Zvyagintsev, que sabe mostrar sin ser prolijo —que se lo cuenten a Aristarain—, acusa, sin embargo, un defecto: es incapaz de cerrar bien sus tramas; pierde la paciencia en un instante. El ritmo remansado con el que avanzan sus películas exige un detonante. Ya en El destierro (2007) fue el hablar metafórico, y ni siquiera era una buena metáfora, de uno de sus personajes lo que precipitaba los acontecimientos. La más redonda de sus obras, El regreso (2003), concluye con un volantazo, y eso que de las tres, es la que menos lo pedía. En Elena ocurre algo similar, y de no ser porque puede verse la película con indulgencia, porque tampoco hay que valorarla con los criterios de otro género —y no se dirá cuál, obviamente, para no destripar el contenido más de la cuenta—, aunque por lo demás la hubieran hecho más completa; si, en fin, se tuvieran en cuenta otros criterios que no sean los de ponderar la crispación contenida entre ambos universos, no resistiría un análisis más profundo. Se fuerza demasiado lo que va a ocurrir y es mejor que uno no se haga preguntas.

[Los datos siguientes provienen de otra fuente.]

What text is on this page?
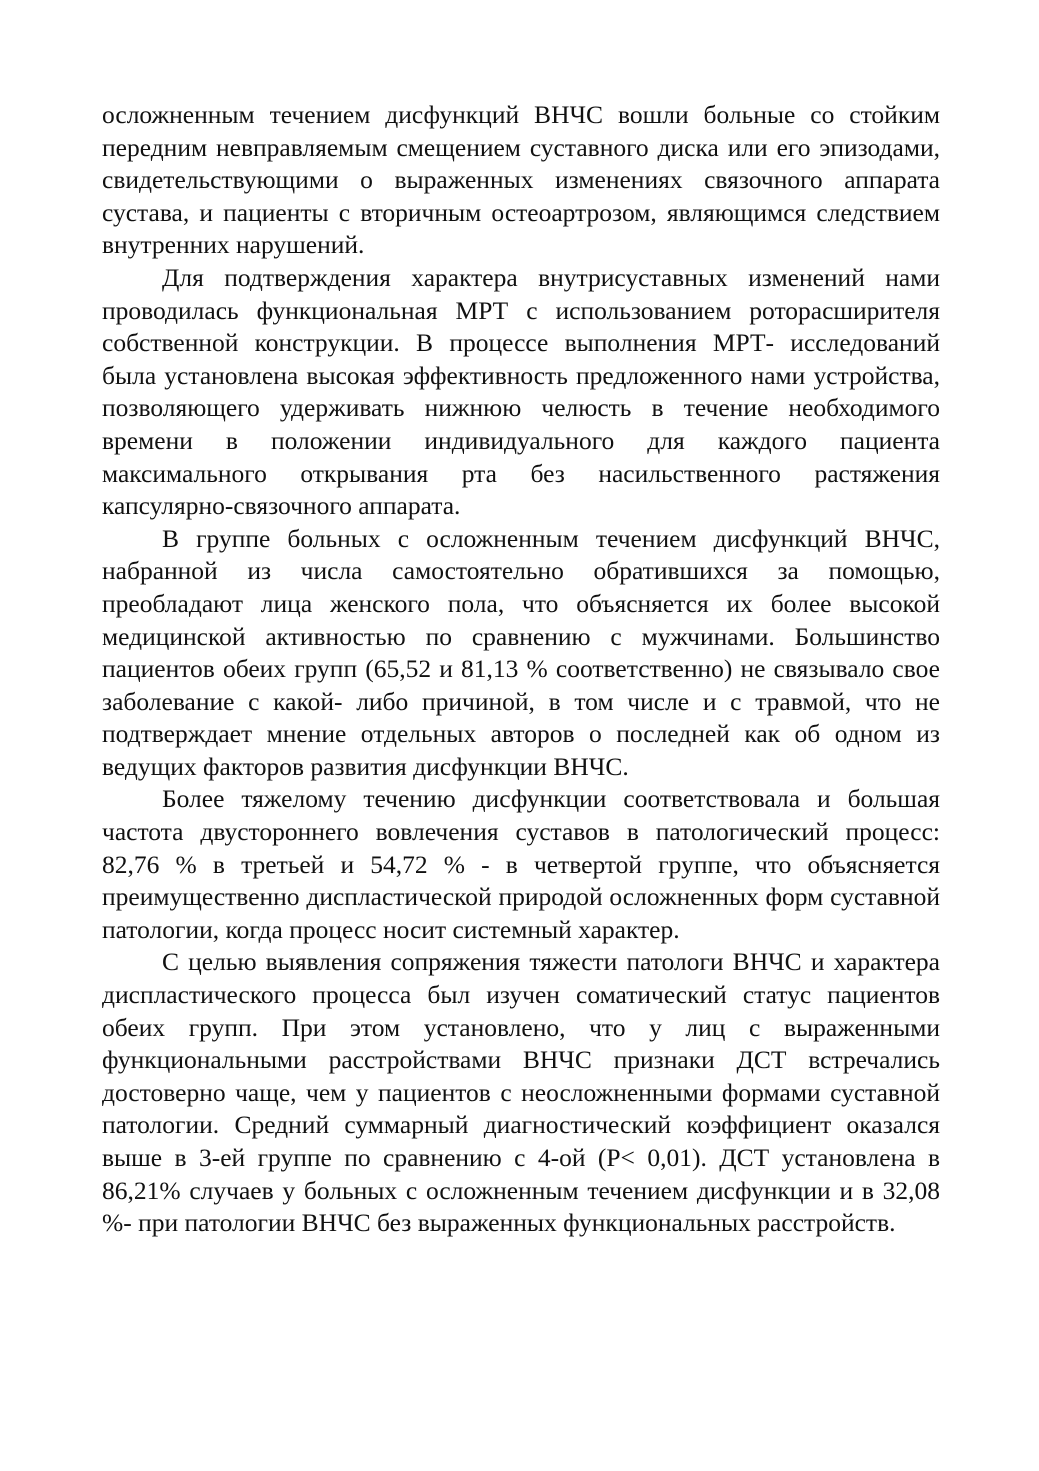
осложненным течением дисфункций ВНЧС вошли больные со стойким передним невправляемым смещением суставного диска или его эпизодами, свидетельствующими о выраженных изменениях связочного аппарата сустава, и пациенты с вторичным остеоартрозом, являющимся следствием внутренних нарушений.

Для подтверждения характера внутрисуставных изменений нами проводилась функциональная МРТ с использованием роторасширителя собственной конструкции. В процессе выполнения МРТ- исследований была установлена высокая эффективность предложенного нами устройства, позволяющего удерживать нижнюю челюсть в течение необходимого времени в положении индивидуального для каждого пациента максимального открывания рта без насильственного растяжения капсулярно-связочного аппарата.

В группе больных с осложненным течением дисфункций ВНЧС, набранной из числа самостоятельно обратившихся за помощью, преобладают лица женского пола, что объясняется их более высокой медицинской активностью по сравнению с мужчинами. Большинство пациентов обеих групп (65,52 и 81,13 % соответственно) не связывало свое заболевание с какой- либо причиной, в том числе и с травмой, что не подтверждает мнение отдельных авторов о последней как об одном из ведущих факторов развития дисфункции ВНЧС.

Более тяжелому течению дисфункции соответствовала и большая частота двустороннего вовлечения суставов в патологический процесс: 82,76 % в третьей и 54,72 % - в четвертой группе, что объясняется преимущественно диспластической природой осложненных форм суставной патологии, когда процесс носит системный характер.

С целью выявления сопряжения тяжести патологи ВНЧС и характера диспластического процесса был изучен соматический статус пациентов обеих групп. При этом установлено, что у лиц с выраженными функциональными расстройствами ВНЧС признаки ДСТ встречались достоверно чаще, чем у пациентов с неосложненными формами суставной патологии. Средний суммарный диагностический коэффициент оказался выше в 3-ей группе по сравнению с 4-ой (Р< 0,01). ДСТ установлена в 86,21% случаев у больных с осложненным течением дисфункции и в 32,08 %- при патологии ВНЧС без выраженных функциональных расстройств.
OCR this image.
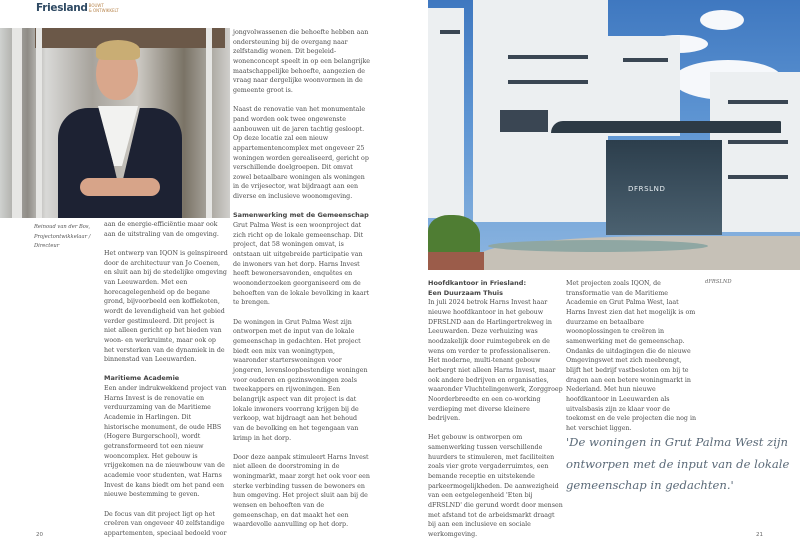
Friesland BOUWT
& ONTWIKKELT
Reinoud van der Bos, Projectontwikkelaar / Directeur

aan de energie-efficiëntie maar ook aan de uitstraling van de omgeving.

Het ontwerp van IQON is geïnspireerd door de architectuur van Jo Coenen, en sluit aan bij de stedelijke omgeving van Leeuwarden. Met een horecagelegenheid op de begane grond, bijvoorbeeld een koffiekoten, wordt de levendigheid van het gebied verder gestimuleerd. Dit project is niet alleen gericht op het bieden van woon- en werkruimte, maar ook op het versterken van de dynamiek in de binnenstad van Leeuwarden.

Maritieme Academie

Een ander indrukwekkend project van Harns Invest is de renovatie en verduurzaming van de Maritieme Academie in Harlingen. Dit historische monument, de oude HBS (Hogere Burgerschool), wordt getransformeerd tot een nieuw wooncomplex. Het gebouw is vrijgekomen na de nieuwbouw van de academie voor studenten, wat Harns Invest de kans biedt om het pand een nieuwe bestemming te geven.

De focus van dit project ligt op het creëren van ongeveer 40 zelfstandige appartementen, speciaal bedoeld voor

jongvolwassenen die behoefte hebben aan ondersteuning bij de overgang naar zelfstandig wonen. Dit begeleid-wonenconcept speelt in op een belangrijke maatschappelijke behoefte, aangezien de vraag naar dergelijke woonvormen in de gemeente groot is.

Naast de renovatie van het monumentale pand worden ook twee ongewenste aanbouwen uit de jaren tachtig gesloopt. Op deze locatie zal een nieuw appartementencomplex met ongeveer 25 woningen worden gerealiseerd, gericht op verschillende doelgroepen. Dit omvat zowel betaalbare woningen als woningen in de vrijesector, wat bijdraagt aan een diverse en inclusieve woonomgeving.

Samenwerking met de Gemeenschap

Grut Palma West is een woonproject dat zich richt op de lokale gemeenschap. Dit project, dat 58 woningen omvat, is ontstaan uit uitgebreide participatie van de inwoners van het dorp. Harns Invest heeft bewonersavonden, enquêtes en woononderzoeken georganiseerd om de behoeften van de lokale bevolking in kaart te brengen.

De woningen in Grut Palma West zijn ontworpen met de input van de lokale gemeenschap in gedachten. Het project biedt een mix van woningtypen, waaronder starterswoningen voor jongeren, levensloopbestendige woningen voor ouderen en gezinswoningen zoals tweekappers en rijwoningen. Een belangrijk aspect van dit project is dat lokale inwoners voorrang krijgen bij de verkoop, wat bijdraagt aan het behoud van de bevolking en het tegengaan van krimp in het dorp.

Door deze aanpak stimuleert Harns Invest niet alleen de doorstroming in de woningmarkt, maar zorgt het ook voor een sterke verbinding tussen de bewoners en hun omgeving. Het project sluit aan bij de wensen en behoeften van de gemeenschap, en dat maakt het een waardevolle aanvulling op het dorp.

20
DFRSLND
Hoofdkantoor in Friesland:
Een Duurzaam Thuis

In juli 2024 betrok Harns Invest haar nieuwe hoofdkantoor in het gebouw DFRSLND aan de Harlingertrekweg in Leeuwarden. Deze verhuizing was noodzakelijk door ruimtegebrek en de wens om verder te professionaliseren. Het moderne, multi-tenant gebouw herbergt niet alleen Harns Invest, maar ook andere bedrijven en organisaties, waaronder Vluchtelingenwerk, Zorggroep Noorderbreedte en een co-working verdieping met diverse kleinere bedrijven.

Het gebouw is ontworpen om samenwerking tussen verschillende huurders te stimuleren, met faciliteiten zoals vier grote vergaderruimtes, een bemande receptie en uitstekende parkeermogelijkheden. De aanwezigheid van een eetgelegenheid 'Eten bij dFRSLND' die gerund wordt door mensen met afstand tot de arbeidsmarkt draagt bij aan een inclusieve en sociale werkomgeving.

Met projecten zoals IQON, de transformatie van de Maritieme Academie en Grut Palma West, laat Harns Invest zien dat het mogelijk is om duurzame en betaalbare woonoplossingen te creëren in samenwerking met de gemeenschap. Ondanks de uitdagingen die de nieuwe Omgevingswet met zich meebrengt, blijft het bedrijf vastbesloten om bij te dragen aan een betere woningmarkt in Nederland. Met hun nieuwe hoofdkantoor in Leeuwarden als uitvalsbasis zijn ze klaar voor de toekomst en de vele projecten die nog in het verschiet liggen.

dFRSLND
'De woningen in Grut Palma West zijn ontworpen met de input van de lokale gemeenschap in gedachten.'
21
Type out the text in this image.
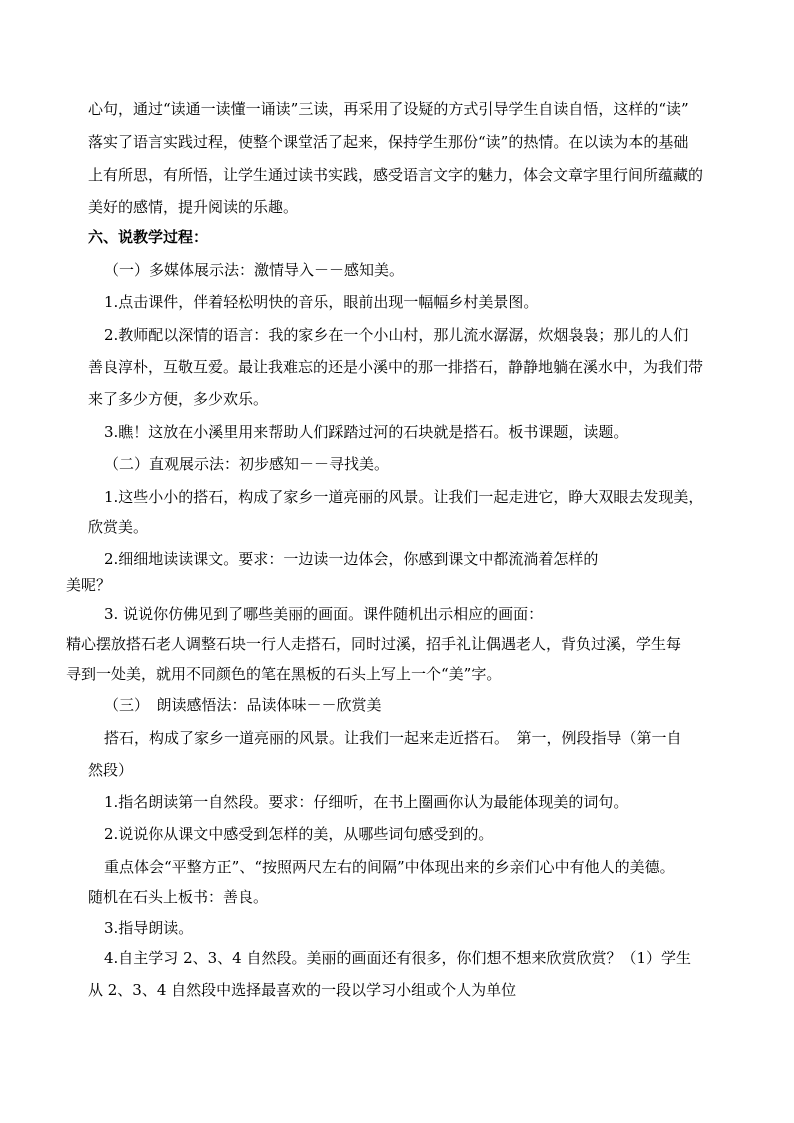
心句，通过“读通一读懂一诵读”三读，再采用了设疑的方式引导学生自读自悟，这样的“读”
落实了语言实践过程，使整个课堂活了起来，保持学生那份“读”的热情。在以读为本的基础
上有所思，有所悟，让学生通过读书实践，感受语言文字的魅力，体会文章字里行间所蕴藏的
美好的感情，提升阅读的乐趣。
六、说教学过程：
（一）多媒体展示法：激情导入－－感知美。
1.点击课件，伴着轻松明快的音乐，眼前出现一幅幅乡村美景图。
2.教师配以深情的语言：我的家乡在一个小山村，那儿流水潺潺，炊烟袅袅；那儿的人们
善良淳朴，互敬互爱。最让我难忘的还是小溪中的那一排搭石，静静地躺在溪水中，为我们带
来了多少方便，多少欢乐。
3.瞧！这放在小溪里用来帮助人们踩踏过河的石块就是搭石。板书课题，读题。
（二）直观展示法：初步感知－－寻找美。
1.这些小小的搭石，构成了家乡一道亮丽的风景。让我们一起走进它，睁大双眼去发现美，
欣赏美。
2.细细地读读课文。要求：一边读一边体会，你感到课文中都流淌着怎样的
美呢？
3. 说说你仿佛见到了哪些美丽的画面。课件随机出示相应的画面：
精心摆放搭石老人调整石块一行人走搭石，同时过溪，招手礼让偶遇老人，背负过溪，学生每
寻到一处美，就用不同颜色的笔在黑板的石头上写上一个“美”字。
（三）　朗读感悟法：品读体味－－欣赏美
搭石，构成了家乡一道亮丽的风景。让我们一起来走近搭石。　第一，例段指导（第一自
然段）
1.指名朗读第一自然段。要求：仔细听，在书上圈画你认为最能体现美的词句。
2.说说你从课文中感受到怎样的美，从哪些词句感受到的。
重点体会“平整方正”、“按照两尺左右的间隔”中体现出来的乡亲们心中有他人的美德。
随机在石头上板书：善良。
3.指导朗读。
4.自主学习 2、3、4 自然段。美丽的画面还有很多，你们想不想来欣赏欣赏？（1）学生
从 2、3、4 自然段中选择最喜欢的一段以学习小组或个人为单位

Es inevitable imaginarse la obra del director como un tríptico, a estas alturas. El regreso, también encerrando una violencia implícita como en su trabajo más reciente, de alma quijotesca, mucho más sugerente que otras obras actuales, sin los aspavientos de, por ejemplo, Tideland (Terry Gilliam, 2005), aborda la infancia, una búsqueda a veces amparada en ausencias, la manera en que afloran las supersticiones y los mitos —en el sentido más positivo, precisamente porque aquí también hay visiones rayanas en el milagro, como el bosque de la isla incendiado por una luz repentina, un guiño del Sol—, que dan una imagen humana del mundo, un sentimiento de comprensión que los dos hermanos anhelan. El destierro versa sobre conflictos conyugales, la desesperada medida de una pareja que ya se ha roto, que, como un cuerpo enfermo, alberga el virus de la duda, y que el aislamiento se antoja como la única posibilidad de anular cualquier contacto con los vectores de la enfermedad: la medida, en cierto modo un tabú conciliador, el exilio, es un subterfugio puramente geográfico. En fin, Elena limita con la muerte, tras las dos edades anteriores; un matrimonio mayor, una historia familiar que acumula todas las generaciones a sus espaldas, una existencia que podría concluir, tras los enigmas de cuando fueron niños y las decepciones de cuando fueron padres, con el fracaso de sus vidas y la inquietud que provoca el mundo.